The next two class meetings will be devoted to covering various topics in probability and statistics that are important for Finance 4335. On Tuesday, August 29, class will begin with a quiz on the assigned readings (“The New Religion of Risk Management” and “Normal and standard normal distribution“). Furthermore, Problem Set 1 will be due at the beginning of class that day.
While I have your attention, let me briefly explain what the main “theme” will initially be in Finance 4335 (up to the first midterm exam, which is scheduled for Tuesday, September 26). Specifically, we will delve into decision theory. Decision theory addresses decision making under risk and uncertainty, and not surprisingly, risk management lies at the very heart of decision theory. Initially, we’ll focus our attention upon variance as our risk measure. Most basic finance models (e.g., portfolio theory and the capital asset pricing model, or CAPM) implicitly or explicitly assume that risk = variance. We’ll learn that while this is not necessarily an unreasonable assumption, circumstances can arise where it is not an appropriate assumption. Furthermore, since individuals and firms are typically exposed to multiple sources of risk, we need to take into consideration the portfolio effects of risk. To the extent to which risks are not perfectly positively correlated, this implies that risks often “manage” themselves by canceling each other out. Thus the risk of a portfolio is typically less than the sum of the individual risks which comprise the portfolio.
The decision theory provides us with a very useful framework for thinking about concepts such as risk aversion and risk tolerance.

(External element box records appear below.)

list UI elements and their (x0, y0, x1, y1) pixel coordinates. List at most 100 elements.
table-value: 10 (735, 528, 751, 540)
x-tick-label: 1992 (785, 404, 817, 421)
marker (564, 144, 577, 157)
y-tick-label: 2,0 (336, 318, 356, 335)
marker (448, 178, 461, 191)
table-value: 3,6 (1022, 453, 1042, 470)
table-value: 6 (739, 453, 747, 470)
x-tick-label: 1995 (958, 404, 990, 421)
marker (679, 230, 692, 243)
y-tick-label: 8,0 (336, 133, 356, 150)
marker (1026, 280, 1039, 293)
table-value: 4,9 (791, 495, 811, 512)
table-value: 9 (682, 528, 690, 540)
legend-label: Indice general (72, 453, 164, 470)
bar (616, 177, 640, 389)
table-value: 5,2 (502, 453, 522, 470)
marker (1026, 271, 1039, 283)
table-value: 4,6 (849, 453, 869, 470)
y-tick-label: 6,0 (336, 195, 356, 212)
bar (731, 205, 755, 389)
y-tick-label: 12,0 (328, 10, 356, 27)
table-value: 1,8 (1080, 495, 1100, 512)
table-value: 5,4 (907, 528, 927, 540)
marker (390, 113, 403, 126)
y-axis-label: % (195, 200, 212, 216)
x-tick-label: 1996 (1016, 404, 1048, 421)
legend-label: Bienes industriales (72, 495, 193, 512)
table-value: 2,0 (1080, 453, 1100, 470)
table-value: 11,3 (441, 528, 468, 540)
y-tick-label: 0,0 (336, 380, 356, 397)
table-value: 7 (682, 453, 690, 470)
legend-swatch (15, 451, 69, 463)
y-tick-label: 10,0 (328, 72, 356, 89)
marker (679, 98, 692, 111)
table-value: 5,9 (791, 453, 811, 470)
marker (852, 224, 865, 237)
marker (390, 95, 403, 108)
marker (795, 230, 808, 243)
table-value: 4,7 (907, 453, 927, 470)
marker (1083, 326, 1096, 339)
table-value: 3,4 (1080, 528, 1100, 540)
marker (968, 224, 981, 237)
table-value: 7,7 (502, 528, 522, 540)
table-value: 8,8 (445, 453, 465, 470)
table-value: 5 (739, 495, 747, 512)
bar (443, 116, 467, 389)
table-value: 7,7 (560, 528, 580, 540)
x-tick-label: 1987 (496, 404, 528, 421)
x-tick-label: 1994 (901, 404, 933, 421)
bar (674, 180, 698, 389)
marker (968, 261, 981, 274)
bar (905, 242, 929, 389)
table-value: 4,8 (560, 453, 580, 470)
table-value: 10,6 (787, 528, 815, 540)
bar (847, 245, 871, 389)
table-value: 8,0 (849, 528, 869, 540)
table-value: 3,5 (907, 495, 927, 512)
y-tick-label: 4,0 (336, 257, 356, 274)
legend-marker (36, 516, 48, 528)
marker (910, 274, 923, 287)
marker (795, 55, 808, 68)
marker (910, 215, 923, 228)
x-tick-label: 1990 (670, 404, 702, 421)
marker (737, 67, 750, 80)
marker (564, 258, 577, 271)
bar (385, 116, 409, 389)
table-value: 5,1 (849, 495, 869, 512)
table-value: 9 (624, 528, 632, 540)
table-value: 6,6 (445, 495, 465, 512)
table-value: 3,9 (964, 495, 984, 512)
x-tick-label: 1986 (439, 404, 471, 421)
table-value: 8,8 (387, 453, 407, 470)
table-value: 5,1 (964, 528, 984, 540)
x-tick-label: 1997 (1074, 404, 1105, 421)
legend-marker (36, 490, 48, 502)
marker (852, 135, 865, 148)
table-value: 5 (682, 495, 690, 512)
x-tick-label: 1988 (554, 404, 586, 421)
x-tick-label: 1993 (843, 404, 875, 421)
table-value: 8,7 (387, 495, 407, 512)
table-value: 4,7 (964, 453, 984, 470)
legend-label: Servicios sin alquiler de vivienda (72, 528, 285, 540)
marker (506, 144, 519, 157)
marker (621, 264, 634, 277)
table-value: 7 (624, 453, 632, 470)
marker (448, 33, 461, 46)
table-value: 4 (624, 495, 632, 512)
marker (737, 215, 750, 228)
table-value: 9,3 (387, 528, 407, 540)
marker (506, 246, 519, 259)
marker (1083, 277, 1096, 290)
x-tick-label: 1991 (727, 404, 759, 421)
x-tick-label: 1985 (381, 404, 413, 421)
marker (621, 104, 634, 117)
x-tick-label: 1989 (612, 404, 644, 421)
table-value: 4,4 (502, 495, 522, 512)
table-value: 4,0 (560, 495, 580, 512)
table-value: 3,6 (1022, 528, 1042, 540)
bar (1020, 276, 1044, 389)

The calculus comes in handy by providing an analytic framework for determining how much risk to retain and how much risk to transfer to others. Such decisions occur regularly in daily life, encompassing practical problems such as deciding how to allocate assets in a 401-K or IRA account, determining the extent to which one insures health, life, and property risks, whether to work for a startup or an established business, and so forth. There’s also quite a bit of ambiguity when we make decisions without complete information, but this course will at least help you think critically about costs, benefits, and trade-offs related to decision-making whenever you encounter risk and uncertainty.
After the first midterm, we’ll move on to other topics including demand for insurance, asymmetric information, portfolio theory, capital market theory, option pricing theory, and corporate risk management.